Сейчас они находились в пристройке, где мать Лив открыла собачью парикмахерскую: плата за стрижку покрывала расходы на ветеринара и корм питомцам. Сегодня в программе был королевский пудель, так что семейство намеревалось поужинать позже обычного.
— Ну а ты? — Лив поставила кружку с кофе на стол и обратила на меня внимательные карие глаза. — Какими судьбами тебя к нам занесло? Слышала, учишься в Орхусе.
Я внутренне подобралась: ну вот мы и подошли к сути дела.
— Нужно забрать кое-какие вещи из папиного дома. Он выставлен на продажу.
— Я видела табличку, — кивнула Лив.
— Но дело не только в этом. — Я потеребила кисточки пледа. — Мне тут попалась статья с твоим интервью. Та, где ты рассказывала о Дэвиде Винтермарке. — Я пытливо посмотрела на Лив.
Она прикрыла глаза и откинулась на диванные подушки, лицо ее замкнулось.
Я прибавила:
— Не ожидала, что ты окажешься такой наблюдательной. И смелой. Ты открыто назвала вещи своими именами. Думаю, Дэвид был бы благодарен за это.
Лив скривила губы и глянула на меня из-под полуопущенных ресниц.
— Благодарен? — Она тихо фыркнула. — Это сейчас легко быть смелой. Но тогда я молчала. Как и ты.
Прямое обвинение заставило меня поежиться. Неприятно, когда тебе в лицо высказывают горькую правду.

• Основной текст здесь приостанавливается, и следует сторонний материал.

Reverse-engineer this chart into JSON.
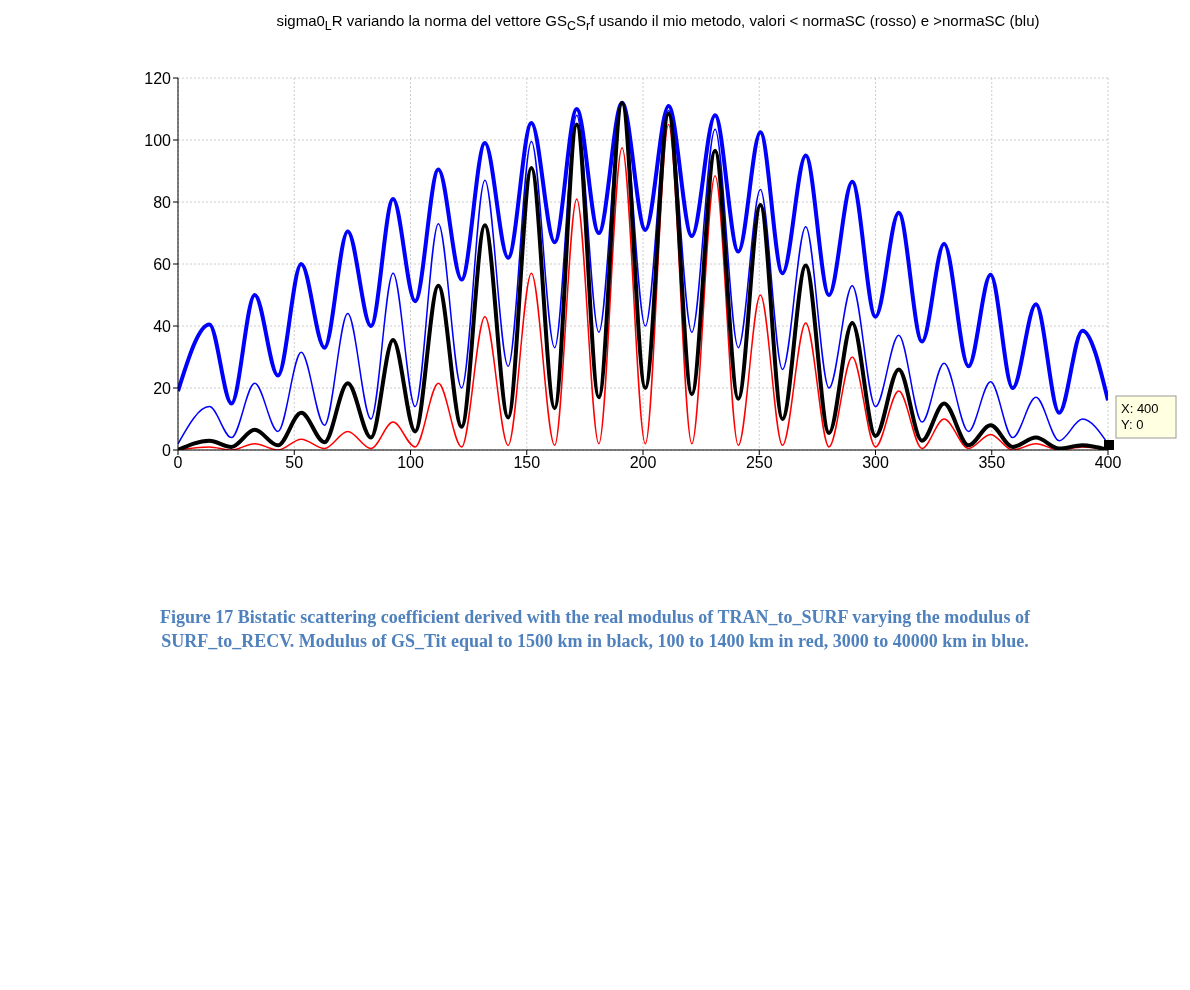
{
  "chart_data": {
    "type": "line",
    "title": "sigma0$_{L}$R variando la norma del vettore GS$_{C}$S$_{r}$f usando il mio metodo, valori < normaSC (rosso) e >normaSC (blu)",
    "x": [
      0,
      13.5,
      23,
      33,
      43,
      53,
      63,
      73,
      83,
      92.5,
      102,
      112,
      122,
      132,
      142,
      152,
      162,
      171.5,
      181,
      191,
      201,
      211,
      221,
      231,
      241,
      250.5,
      260,
      270,
      280,
      290,
      300,
      310,
      320,
      329.5,
      340,
      349.5,
      359,
      369,
      379,
      389,
      400
    ],
    "series": [
      {
        "color": "#0000ff",
        "values": [
          19,
          40.5,
          15,
          50,
          24,
          60,
          33,
          70.5,
          40,
          81,
          48,
          90.5,
          55,
          99,
          62,
          105.5,
          67,
          110,
          70,
          112,
          71,
          111,
          69,
          108,
          64,
          102.5,
          57,
          95,
          50,
          86.5,
          43,
          76.5,
          35,
          66.5,
          27,
          56.5,
          20,
          47,
          12,
          38.5,
          16
        ]
      },
      {
        "color": "#0000ff",
        "values": [
          2,
          14,
          4,
          21.5,
          6,
          31.5,
          8,
          44,
          10,
          57,
          14,
          73,
          20,
          87,
          27,
          99.5,
          33,
          108,
          38,
          112,
          40,
          109.5,
          38,
          103.5,
          33,
          84,
          26,
          72,
          20,
          53,
          14,
          37,
          9,
          28,
          6,
          22,
          4,
          17,
          3,
          10,
          2
        ]
      },
      {
        "color": "#ff0000",
        "values": [
          0,
          1,
          0,
          2,
          0,
          3.5,
          0.5,
          6,
          0.5,
          9,
          1,
          21.5,
          1,
          43,
          1.5,
          57,
          1.5,
          81,
          2,
          97.5,
          2,
          105,
          2,
          88.5,
          1.5,
          50,
          1.5,
          41,
          1,
          30,
          1,
          19,
          0.5,
          10,
          0.5,
          5,
          0,
          2,
          0,
          1,
          0
        ]
      },
      {
        "color": "#000000",
        "values": [
          0,
          3,
          1,
          6.5,
          1.5,
          12,
          2.5,
          21.5,
          4,
          35.5,
          6,
          53,
          7.5,
          72.5,
          10.5,
          91,
          13.5,
          105,
          17,
          112,
          20,
          108.5,
          18,
          96.5,
          16.5,
          79,
          10,
          59.5,
          5.5,
          41,
          4.5,
          26,
          3,
          15,
          1.5,
          8,
          1,
          4,
          0.5,
          1.5,
          0
        ]
      }
    ],
    "xlim": [
      0,
      400
    ],
    "xticks": [
      0,
      50,
      100,
      150,
      200,
      250,
      300,
      350,
      400
    ],
    "ylim": [
      0,
      120
    ],
    "yticks": [
      0,
      20,
      40,
      60,
      80,
      100,
      120
    ],
    "grid": true,
    "marker": "none",
    "line_style": "solid",
    "annotations": [
      {
        "text": "X: 400\nY: 0",
        "x": 400,
        "y": 0
      },
      "Figure 17 Bistatic scattering coefficient derived with the real modulus of TRAN_to_SURF  varying the modulus of SURF_to_RECV.  Modulus of GS_Tit equal to 1500 km in black, 100 to 1400 km in red, 3000 to 40000 km in blue."
    ]
  }
}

— Я здесь, чтобы помочь, — продолжила я, надеясь, что это не прозвучало как попытка оправдаться. — Не знаю, себе или Дэвиду, возможно, обоим. У меня столько вопросов… Прошлое — будто пазл, который не складывается. Я забыла все на десять долгих лет — и это не фигура речи. Я действительно забыла, а теперь память возвращается фрагментами. Остаются слепые пятна. Помогает дневник, который я тогда вела, но записей за две тысячи восьмой год почти нет. И еще тетрадь… — Я спохватилась: не стоит откровенничать, что сказка Дэвида оказалась у меня. Особенно при том, что я никак не могу это объяснить. — Не важно. Я просто поняла, что прошлое меня не отпустит, пока не вспомню все, не восстановлю картину событий. Возможно, тогда я смогу помочь следствию. И Дэвиду. В общем… — Я окончательно смешалась под немигающим взглядом Лив. — Мне показалось, что с твоей памятью все в порядке. И подумала, что ты, возможно, восполнишь кое-какие пробелы. Если захочешь, конечно.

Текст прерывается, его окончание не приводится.